Tirer pour soi est un exercice privé de réflexion. Tirer pour quelqu’un d’autre est une conversation, et l’écart est plus grand qu’il n’en a l’air.
Demandez ce qu’on attend
Avant de tirer, découvrez si l’on attend une description, une décision ou du réconfort. Les trois demandes sont légitimes. Un tirage visant la mauvaise tombe mal, si bon soit-il.
Lire avec la personne, pas au-dessus d’elle
Montrez les cartes. Dites ce que vous voyez, puis demandez ce qu’elle en fait. Elle connaît sa situation et vous non, et les détails qu’elle apporte aiguiseront la lecture bien plus que cinq minutes de plus de votre analyse.
Un tirage délivré comme un verdict est à la fois moins juste et plus dur à entendre.
Les cartes dures
Ne les cachez pas. Ne les dramatisez pas davantage. La Maison Dieu signifie que quelque chose risque de céder brusquement. Elle ne signifie pas catastrophe, et le dire est un choix qui vous appartient, pas une parole de la carte.
Décrivez de quoi parle la carte, dites concrètement ce qui dépend de la personne, et arrêtez-vous là.
Les questions à refuser
La santé, le droit et l’argent sont les trois domaines où un tirage peut faire de vrais dégâts, parce que les gens agissent en conséquence et que les cartes n’ont aucune qualification. Vous pouvez lire ce que quelqu’un ressent face à un diagnostic. Pas le diagnostic.
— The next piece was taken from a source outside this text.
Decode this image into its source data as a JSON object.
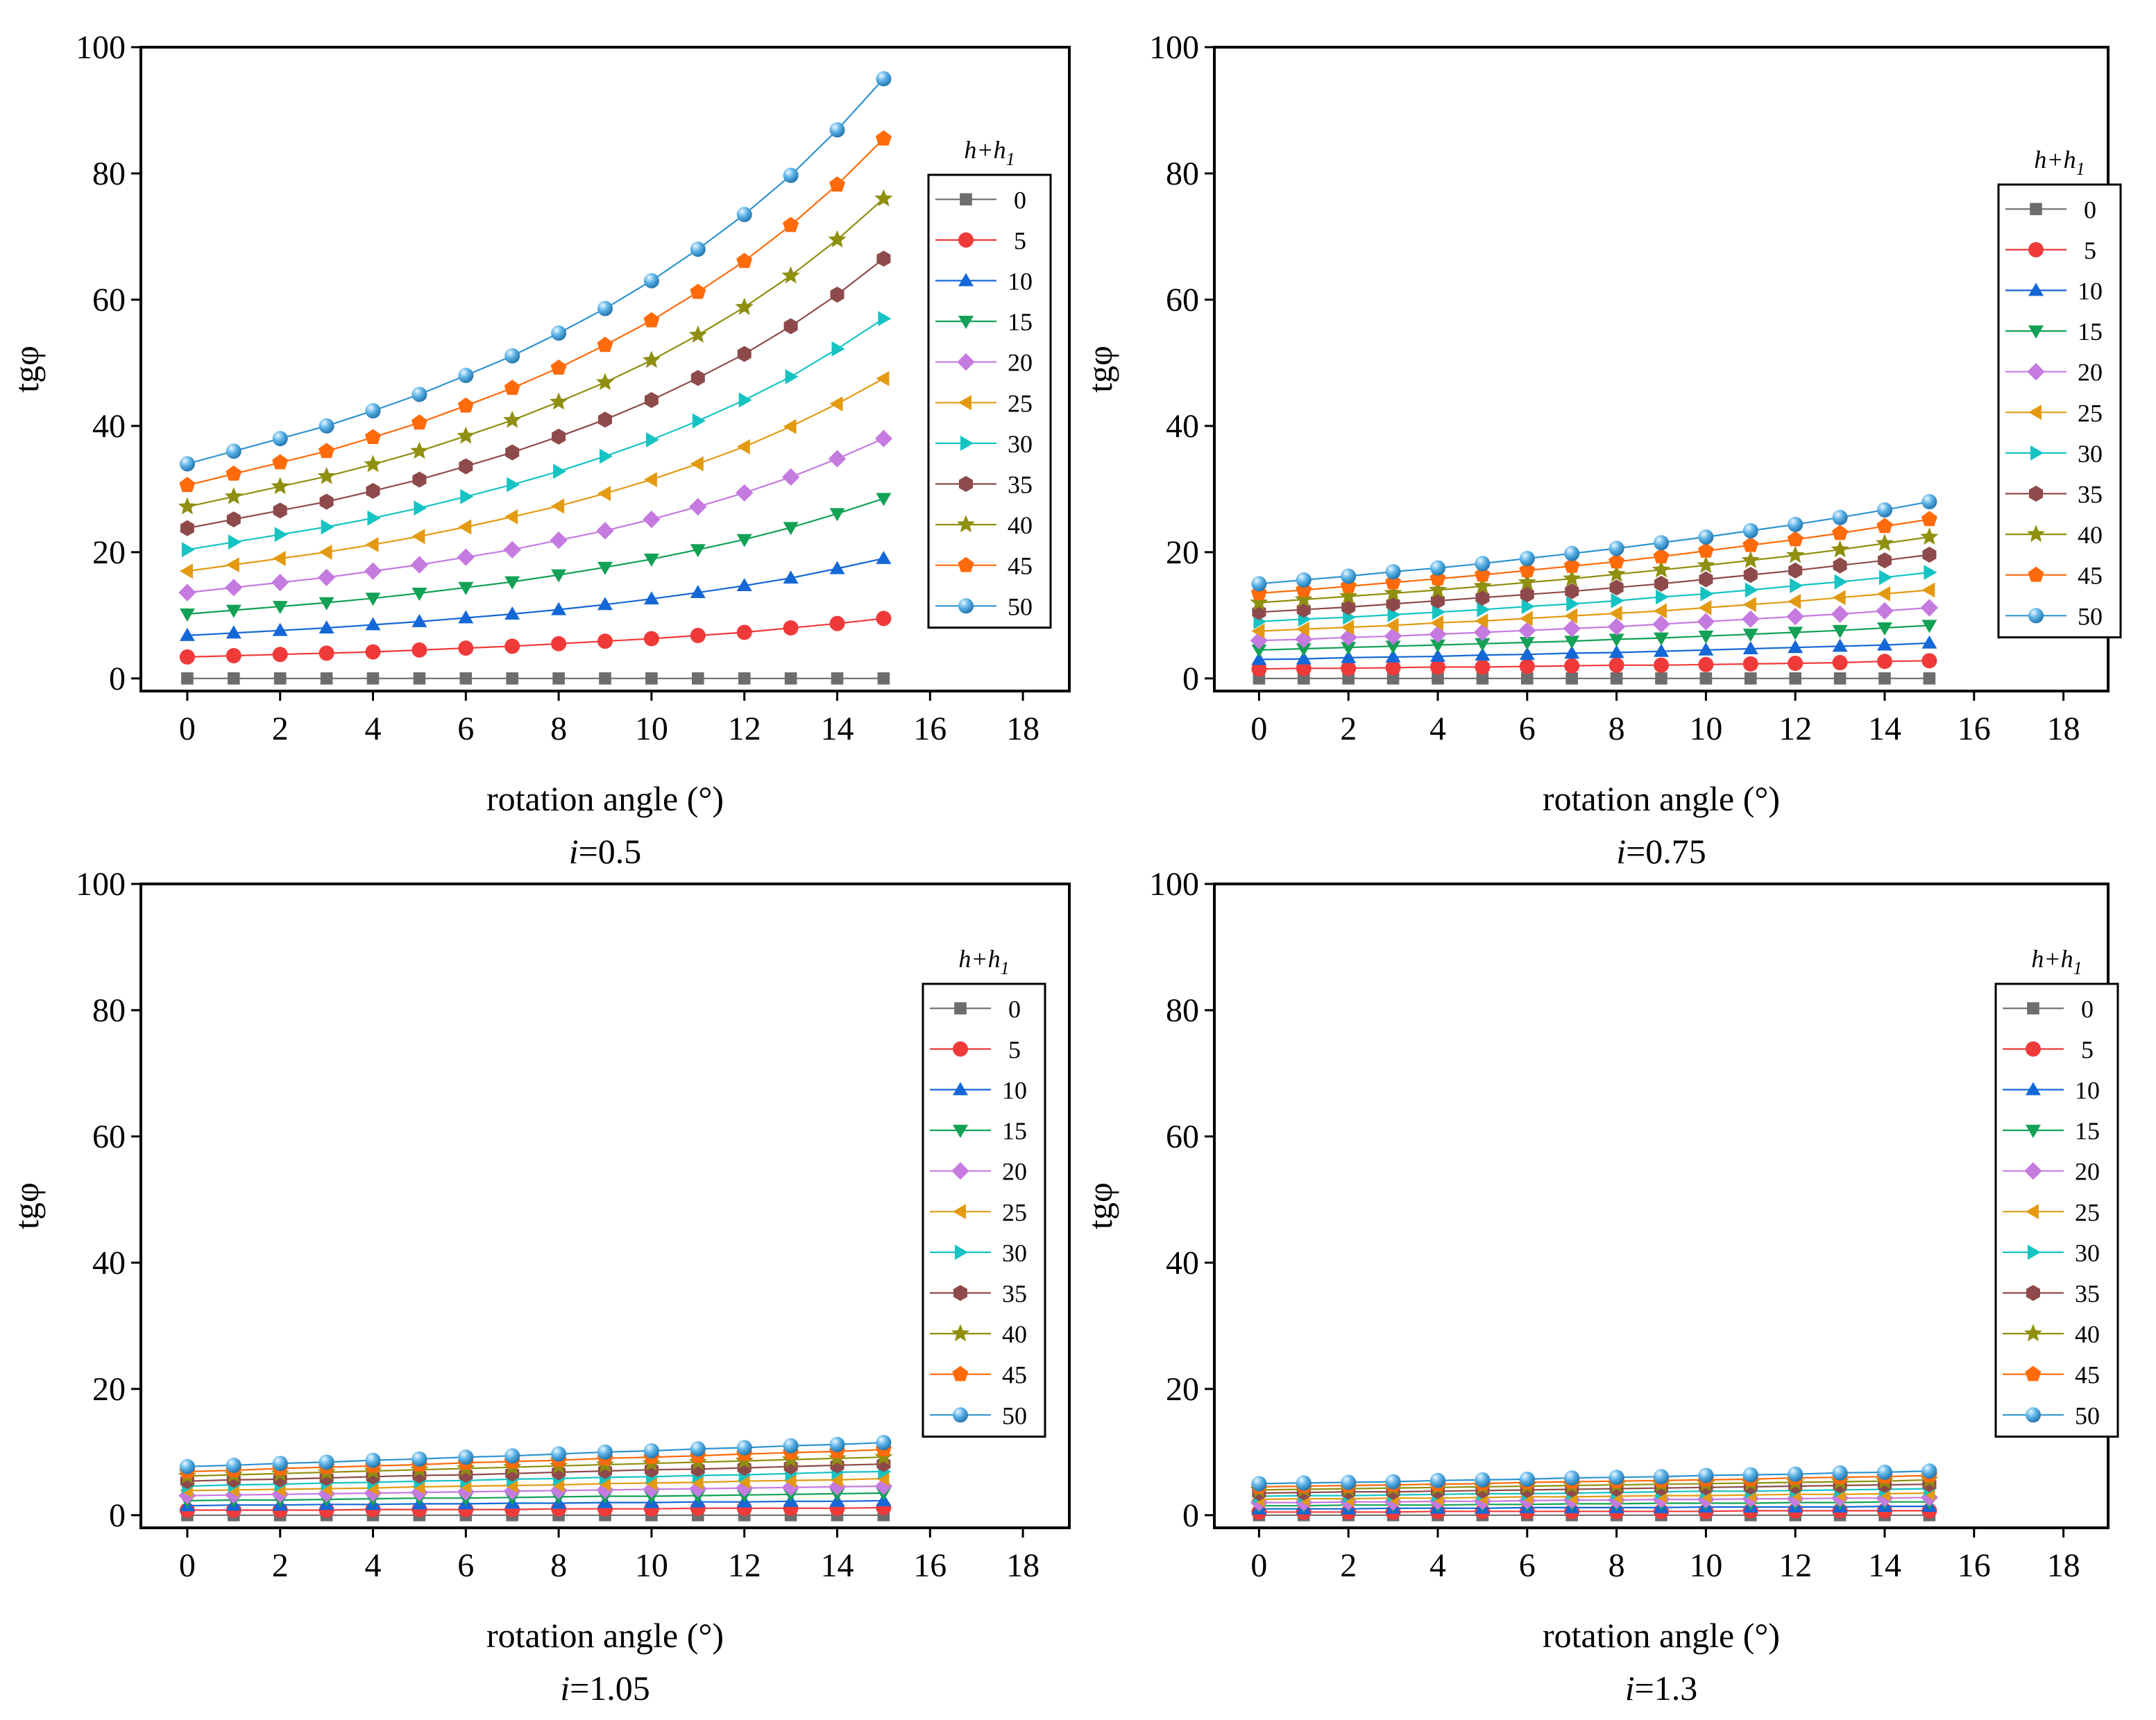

Dites-le franchement plutôt qu’à mots couverts. Un mot couvert sera quand même entendu comme une réponse.
Tirer sur une tierce personne absente pose le même problème sous une autre forme. « Que pense-t-elle vraiment » produit une réponse invérifiable, à propos de quelqu’un qui n’a pas donné son accord.
Deux règles sans exception
Ne prédisez pas de décès. C’est cruel, invérifiable, et il n’existe aucune version de cela qui aide quelqu’un.
N’endossez pas la responsabilité des issues. Un tirage est une façon de regarder une situation. À l’instant où il devient une promesse sur l’avenir, vous avez tous les deux perdu ce qui le rendait utile.